Le spectacle faisait contraster sa simplicité visuelle, alors que seuls quelques éclairages ont complété la musique, et son côté musical hyper chargé. Le groupe nous annonce que le concert est forcé de se terminer à 23h30, ce qui est incompréhensible pour eux comme les bars peuvent fermer à 3h, eux. Il a ensuite expulsé un technicien de scène avant de dire que tout le monde méritait quand même un happy ending pour cette soirée, et d’annoncer qu’il leur restait quelques as dans la manche, avec environ trois pièces toujours sur la liste.
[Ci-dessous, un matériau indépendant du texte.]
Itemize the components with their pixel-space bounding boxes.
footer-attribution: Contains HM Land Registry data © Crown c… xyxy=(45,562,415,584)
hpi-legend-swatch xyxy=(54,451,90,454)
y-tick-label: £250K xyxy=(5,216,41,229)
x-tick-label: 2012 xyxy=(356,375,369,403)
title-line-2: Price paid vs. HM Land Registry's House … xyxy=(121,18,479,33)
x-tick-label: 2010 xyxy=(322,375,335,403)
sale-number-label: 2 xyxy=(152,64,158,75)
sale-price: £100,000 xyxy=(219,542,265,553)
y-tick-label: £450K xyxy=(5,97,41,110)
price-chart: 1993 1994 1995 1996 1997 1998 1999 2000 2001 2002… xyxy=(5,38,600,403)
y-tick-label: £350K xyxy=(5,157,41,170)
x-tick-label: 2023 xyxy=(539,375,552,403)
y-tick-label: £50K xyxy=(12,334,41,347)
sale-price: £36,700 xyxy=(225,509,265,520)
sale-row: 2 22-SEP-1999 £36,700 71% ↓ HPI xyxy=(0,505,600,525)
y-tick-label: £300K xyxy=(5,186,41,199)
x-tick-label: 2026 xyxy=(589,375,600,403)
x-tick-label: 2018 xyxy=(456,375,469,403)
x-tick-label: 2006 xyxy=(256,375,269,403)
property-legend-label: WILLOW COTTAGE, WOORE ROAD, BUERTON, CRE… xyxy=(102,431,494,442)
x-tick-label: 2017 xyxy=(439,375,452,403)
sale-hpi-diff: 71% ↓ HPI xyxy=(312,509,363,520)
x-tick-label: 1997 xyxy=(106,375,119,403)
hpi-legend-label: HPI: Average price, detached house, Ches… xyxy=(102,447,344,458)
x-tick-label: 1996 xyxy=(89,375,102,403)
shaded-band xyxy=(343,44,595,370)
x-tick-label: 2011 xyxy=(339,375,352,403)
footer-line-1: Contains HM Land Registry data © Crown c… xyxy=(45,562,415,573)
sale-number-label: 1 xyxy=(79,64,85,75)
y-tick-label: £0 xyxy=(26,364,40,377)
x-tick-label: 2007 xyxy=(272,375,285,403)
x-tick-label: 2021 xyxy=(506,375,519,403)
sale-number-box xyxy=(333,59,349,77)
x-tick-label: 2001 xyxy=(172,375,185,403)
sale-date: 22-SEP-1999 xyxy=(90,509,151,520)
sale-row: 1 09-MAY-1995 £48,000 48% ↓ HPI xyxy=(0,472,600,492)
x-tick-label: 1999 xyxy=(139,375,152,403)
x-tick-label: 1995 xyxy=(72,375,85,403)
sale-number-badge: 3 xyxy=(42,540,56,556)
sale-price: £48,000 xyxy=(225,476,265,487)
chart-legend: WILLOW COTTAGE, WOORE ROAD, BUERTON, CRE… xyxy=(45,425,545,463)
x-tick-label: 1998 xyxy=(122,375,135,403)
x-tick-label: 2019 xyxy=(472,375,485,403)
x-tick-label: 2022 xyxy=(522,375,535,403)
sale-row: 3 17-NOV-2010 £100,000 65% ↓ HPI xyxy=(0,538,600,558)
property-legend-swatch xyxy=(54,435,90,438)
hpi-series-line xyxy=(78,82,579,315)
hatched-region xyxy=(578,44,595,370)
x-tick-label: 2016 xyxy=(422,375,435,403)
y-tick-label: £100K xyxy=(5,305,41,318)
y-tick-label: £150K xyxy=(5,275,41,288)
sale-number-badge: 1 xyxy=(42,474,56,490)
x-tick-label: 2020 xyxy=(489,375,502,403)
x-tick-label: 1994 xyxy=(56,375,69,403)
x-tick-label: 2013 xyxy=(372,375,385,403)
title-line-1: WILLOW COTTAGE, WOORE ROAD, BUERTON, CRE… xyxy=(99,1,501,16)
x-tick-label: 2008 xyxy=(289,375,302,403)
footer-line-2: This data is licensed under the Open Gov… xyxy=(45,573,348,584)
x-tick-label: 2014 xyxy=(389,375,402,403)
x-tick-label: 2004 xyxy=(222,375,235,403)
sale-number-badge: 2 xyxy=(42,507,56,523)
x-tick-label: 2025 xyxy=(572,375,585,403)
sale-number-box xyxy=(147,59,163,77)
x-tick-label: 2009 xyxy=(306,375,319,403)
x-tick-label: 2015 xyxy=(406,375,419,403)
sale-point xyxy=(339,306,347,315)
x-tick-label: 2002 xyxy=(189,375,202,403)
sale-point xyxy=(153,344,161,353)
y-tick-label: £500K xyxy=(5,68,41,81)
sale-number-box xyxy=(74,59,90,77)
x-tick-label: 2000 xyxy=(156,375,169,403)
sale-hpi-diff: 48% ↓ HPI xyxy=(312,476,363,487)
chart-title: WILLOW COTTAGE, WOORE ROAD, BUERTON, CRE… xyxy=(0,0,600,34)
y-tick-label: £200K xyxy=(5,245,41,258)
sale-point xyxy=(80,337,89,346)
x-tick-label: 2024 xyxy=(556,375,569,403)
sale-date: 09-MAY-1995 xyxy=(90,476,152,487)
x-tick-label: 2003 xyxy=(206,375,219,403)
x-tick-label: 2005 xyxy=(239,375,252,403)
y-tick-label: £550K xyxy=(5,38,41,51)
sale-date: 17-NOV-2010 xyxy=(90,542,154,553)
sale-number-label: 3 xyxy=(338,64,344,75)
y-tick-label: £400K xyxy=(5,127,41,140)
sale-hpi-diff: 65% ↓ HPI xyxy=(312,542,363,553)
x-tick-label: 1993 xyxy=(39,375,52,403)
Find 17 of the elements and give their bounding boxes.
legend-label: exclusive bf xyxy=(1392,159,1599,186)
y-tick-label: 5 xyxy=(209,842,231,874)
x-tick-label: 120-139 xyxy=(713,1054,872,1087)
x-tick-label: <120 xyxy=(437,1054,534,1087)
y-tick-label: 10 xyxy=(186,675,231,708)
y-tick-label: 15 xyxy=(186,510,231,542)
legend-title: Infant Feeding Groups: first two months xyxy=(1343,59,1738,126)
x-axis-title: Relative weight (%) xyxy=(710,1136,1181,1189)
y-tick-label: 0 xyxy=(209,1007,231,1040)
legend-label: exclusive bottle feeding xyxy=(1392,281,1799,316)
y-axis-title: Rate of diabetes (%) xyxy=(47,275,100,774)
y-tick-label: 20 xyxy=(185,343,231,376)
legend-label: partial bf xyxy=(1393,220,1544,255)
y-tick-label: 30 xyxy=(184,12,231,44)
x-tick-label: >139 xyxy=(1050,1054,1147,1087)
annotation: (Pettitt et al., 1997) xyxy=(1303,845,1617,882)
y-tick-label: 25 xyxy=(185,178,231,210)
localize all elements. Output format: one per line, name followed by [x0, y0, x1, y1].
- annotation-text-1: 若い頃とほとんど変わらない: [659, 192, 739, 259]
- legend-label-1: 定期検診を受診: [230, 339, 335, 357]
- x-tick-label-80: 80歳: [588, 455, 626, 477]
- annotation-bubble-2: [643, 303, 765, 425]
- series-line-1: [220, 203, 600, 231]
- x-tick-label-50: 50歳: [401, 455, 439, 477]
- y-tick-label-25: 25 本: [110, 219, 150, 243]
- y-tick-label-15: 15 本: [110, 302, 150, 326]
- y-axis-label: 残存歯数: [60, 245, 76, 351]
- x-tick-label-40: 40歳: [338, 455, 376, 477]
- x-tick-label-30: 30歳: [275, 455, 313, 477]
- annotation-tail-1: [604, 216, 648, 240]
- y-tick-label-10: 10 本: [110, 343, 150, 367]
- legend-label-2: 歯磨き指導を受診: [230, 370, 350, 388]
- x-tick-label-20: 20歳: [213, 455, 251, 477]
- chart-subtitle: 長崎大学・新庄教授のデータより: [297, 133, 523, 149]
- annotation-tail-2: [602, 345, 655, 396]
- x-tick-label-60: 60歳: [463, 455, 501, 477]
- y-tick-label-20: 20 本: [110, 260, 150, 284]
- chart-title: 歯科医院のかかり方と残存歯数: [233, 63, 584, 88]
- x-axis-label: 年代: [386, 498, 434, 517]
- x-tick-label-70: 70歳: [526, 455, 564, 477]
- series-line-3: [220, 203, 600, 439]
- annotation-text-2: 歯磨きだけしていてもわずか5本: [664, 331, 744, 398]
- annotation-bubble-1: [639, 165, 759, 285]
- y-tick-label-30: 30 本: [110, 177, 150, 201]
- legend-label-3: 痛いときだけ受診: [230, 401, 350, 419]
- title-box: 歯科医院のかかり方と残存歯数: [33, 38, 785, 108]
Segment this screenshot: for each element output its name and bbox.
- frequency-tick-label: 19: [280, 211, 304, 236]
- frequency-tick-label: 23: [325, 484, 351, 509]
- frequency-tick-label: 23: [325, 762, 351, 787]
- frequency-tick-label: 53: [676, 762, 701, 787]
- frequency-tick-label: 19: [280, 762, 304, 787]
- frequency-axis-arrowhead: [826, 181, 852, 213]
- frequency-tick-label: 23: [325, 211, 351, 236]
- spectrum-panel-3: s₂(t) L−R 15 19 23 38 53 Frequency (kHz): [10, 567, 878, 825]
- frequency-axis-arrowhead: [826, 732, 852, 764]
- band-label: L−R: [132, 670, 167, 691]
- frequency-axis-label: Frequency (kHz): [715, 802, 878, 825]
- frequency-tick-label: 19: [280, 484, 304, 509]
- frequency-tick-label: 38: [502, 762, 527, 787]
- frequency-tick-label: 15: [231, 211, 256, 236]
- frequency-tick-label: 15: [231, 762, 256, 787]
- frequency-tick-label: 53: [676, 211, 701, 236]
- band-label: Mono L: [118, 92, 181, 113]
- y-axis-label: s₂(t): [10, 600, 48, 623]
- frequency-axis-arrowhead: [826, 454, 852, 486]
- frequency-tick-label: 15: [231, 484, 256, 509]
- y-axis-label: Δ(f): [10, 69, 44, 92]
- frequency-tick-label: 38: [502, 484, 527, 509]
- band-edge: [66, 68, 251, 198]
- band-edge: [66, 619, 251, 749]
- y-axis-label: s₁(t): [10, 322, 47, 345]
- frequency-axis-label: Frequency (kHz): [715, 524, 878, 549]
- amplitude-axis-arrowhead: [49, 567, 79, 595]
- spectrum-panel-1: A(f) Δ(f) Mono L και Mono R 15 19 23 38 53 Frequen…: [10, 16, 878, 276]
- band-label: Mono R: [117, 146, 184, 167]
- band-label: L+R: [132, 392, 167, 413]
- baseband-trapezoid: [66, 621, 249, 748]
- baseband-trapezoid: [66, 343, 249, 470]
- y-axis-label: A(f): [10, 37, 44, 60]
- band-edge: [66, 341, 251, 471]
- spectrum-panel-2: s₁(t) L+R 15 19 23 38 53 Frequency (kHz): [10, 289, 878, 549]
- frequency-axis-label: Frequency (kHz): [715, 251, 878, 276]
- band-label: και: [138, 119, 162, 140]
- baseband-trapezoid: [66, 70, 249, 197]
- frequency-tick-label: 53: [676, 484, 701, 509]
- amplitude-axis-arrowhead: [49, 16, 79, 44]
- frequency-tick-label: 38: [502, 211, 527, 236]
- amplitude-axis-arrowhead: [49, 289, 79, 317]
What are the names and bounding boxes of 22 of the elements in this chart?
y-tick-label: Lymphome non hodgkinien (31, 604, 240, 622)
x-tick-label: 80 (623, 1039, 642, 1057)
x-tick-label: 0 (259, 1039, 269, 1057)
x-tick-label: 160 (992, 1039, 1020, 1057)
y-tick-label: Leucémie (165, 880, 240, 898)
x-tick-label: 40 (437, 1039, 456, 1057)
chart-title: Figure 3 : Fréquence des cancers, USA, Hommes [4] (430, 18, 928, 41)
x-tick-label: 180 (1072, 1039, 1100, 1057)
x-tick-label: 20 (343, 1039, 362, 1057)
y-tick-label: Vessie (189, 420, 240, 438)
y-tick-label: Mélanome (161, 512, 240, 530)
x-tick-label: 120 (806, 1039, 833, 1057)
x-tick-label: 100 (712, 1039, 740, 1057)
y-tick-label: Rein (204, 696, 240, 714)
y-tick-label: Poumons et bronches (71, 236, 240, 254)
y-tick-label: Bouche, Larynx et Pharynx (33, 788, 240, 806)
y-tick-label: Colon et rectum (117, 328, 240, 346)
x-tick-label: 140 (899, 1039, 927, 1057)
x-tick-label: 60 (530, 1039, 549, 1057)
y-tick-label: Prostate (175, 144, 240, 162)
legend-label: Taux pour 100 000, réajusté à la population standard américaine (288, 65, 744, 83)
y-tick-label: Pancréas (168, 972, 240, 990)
Pour clôturer en beauté cette soirée intense, un membre influent et respecté de la scène rock psychédélique est venu joindre le groupe pour long jam en duo avec Anton d’abord, puis pour la pièce «She’s Gone» avec tout le groupe, qui les a rejoints ensuite. Le musicien en question a d’ailleurs foulé les planches de la salle Multi du complexe Méduse avec un nouveau projet solo qui devrait le voir tourner un peu partout, délaissant son groupe Elephant Stone pour un moment, bien qu’il nous rende visite cet automne. Pour ceux qui n’ont pas déjà deviné, je parle du joueur de sitar Rishi Dhir, compositeur et chanteur au sein de la formation éléphantesque en question. Un long build up finissant dans un mur de son assourdissant a servi d’au revoir entre le groupe et l’assistance, qui n’a pas cru bon demander un rappel lorsque les musiciens, d’abord Anton et Joel, ont quitté la scène, suivis de près par Rishi et les autres musiciens. Les lumières se sont allumées rapidement comme pour faire passer le message encore davantage, mais personne n’aurait pensé réclamer de rappel après un aussi généreux concert, qui semble-t-il, est en voie de devenir leur marque de commerce pour cette tournée. Le groupe qui prend la scène seul pour la majorité des dates se faisait un point d’honneur d’offrir au public quelque chose de substantiel en échange de leurs deniers. On peut affirmer que la soirée valait son pesant d’or et qu’elle a mis la barre haute pour le concert du lendemain alors que je retournais vers le rock psychédélique, gracieuseté cette fois des australiens King Gizzard & The Lizard Wizard.
Comme j’avais oublié mon appareil photo, c’est le collègue Joey Proteau qui a eu l’amabilité de me prêter celle que vous voyez au sommet de cet article.